Functional variant in the 3′-untranslated region of toll-like receptor 4 is associated with nasopharyngeal carcinoma risk

Abstract

Signaling pathways activated by the Toll-like receptor 4 (TLR4) involve the induction of anti-cancer immunity. While screening for nasopharyngeal carcinoma (NPC) susceptibility genes, we isolated TLR4 and found that the 3′-untranslated region (3′-UTR) of exon 4 contained two polymorphisms that may alter its translation efficiency, potentially leading to NPC. To test this hypothesis, we conducted a hospital-based case-controlled study on NPC patients and cancer-free controls. We determined that the variant allele 11350C and the 11350GC genotype were associated with a significantly increased risk for NPC. We also determined significant differences between the male gender group and the remaining patient cases and controls, and between subjects equal to or younger than 47 years old and the cases and controls.

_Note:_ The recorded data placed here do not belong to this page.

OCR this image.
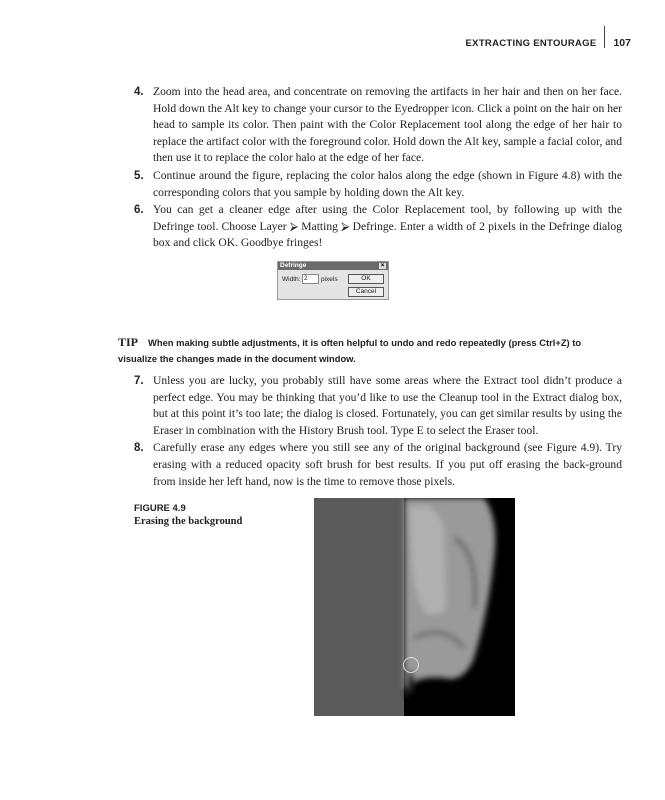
EXTRACTING ENTOURAGE	107
4. Zoom into the head area, and concentrate on removing the artifacts in her hair and then on her face. Hold down the Alt key to change your cursor to the Eyedropper icon. Click a point on the hair on her head to sample its color. Then paint with the Color Replacement tool along the edge of her hair to replace the artifact color with the foreground color. Hold down the Alt key, sample a facial color, and then use it to replace the color halo at the edge of her face.
5. Continue around the figure, replacing the color halos along the edge (shown in Figure 4.8) with the corresponding colors that you sample by holding down the Alt key.
6. You can get a cleaner edge after using the Color Replacement tool, by following up with the Defringe tool. Choose Layer ⮚ Matting ⮚ Defringe. Enter a width of 2 pixels in the Defringe dialog box and click OK. Goodbye fringes!
Defringe	×
Width: 2	pixels	OK
Cancel
TIP When making subtle adjustments, it is often helpful to undo and redo repeatedly (press Ctrl+Z) to visualize the changes made in the document window.
7. Unless you are lucky, you probably still have some areas where the Extract tool didn’t produce a perfect edge. You may be thinking that you’d like to use the Cleanup tool in the Extract dialog box, but at this point it’s too late; the dialog is closed. Fortunately, you can get similar results by using the Eraser in combination with the History Brush tool. Type E to select the Eraser tool.
8. Carefully erase any edges where you still see any of the original background (see Figure 4.9). Try erasing with a reduced opacity soft brush for best results. If you put off erasing the back-ground from inside her left hand, now is the time to remove those pixels.
FIGURE 4.9
Erasing the background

Secondly, we cloned the entire 3′-UTR into a luciferase reporter system, and compared the luciferase activities between the wild-type 3′-UTR construct (WILD) and a construct containing the 11350C variant (MUT). Both constructs caused lower reporter gene activities, as compared to the positive control pGL3-promoter plasmid. Sixty hours after the transfections, the MUT construct reduced the reporter gene activity by 40% compared to that of the WILD construct (P < 0.05). Functional analyses of the 11350C variant suggested that the TLR4 3′-UTR is a potent regulator of gene expression, as the mutated TLR4 3′-UTR was associated with decreased mRNA stability, and may down-regulate TLR4 expression resulting in EBV metainfective antiviral immunologic deficits and a high risk of NPC. ©2006 Landes Bioscience.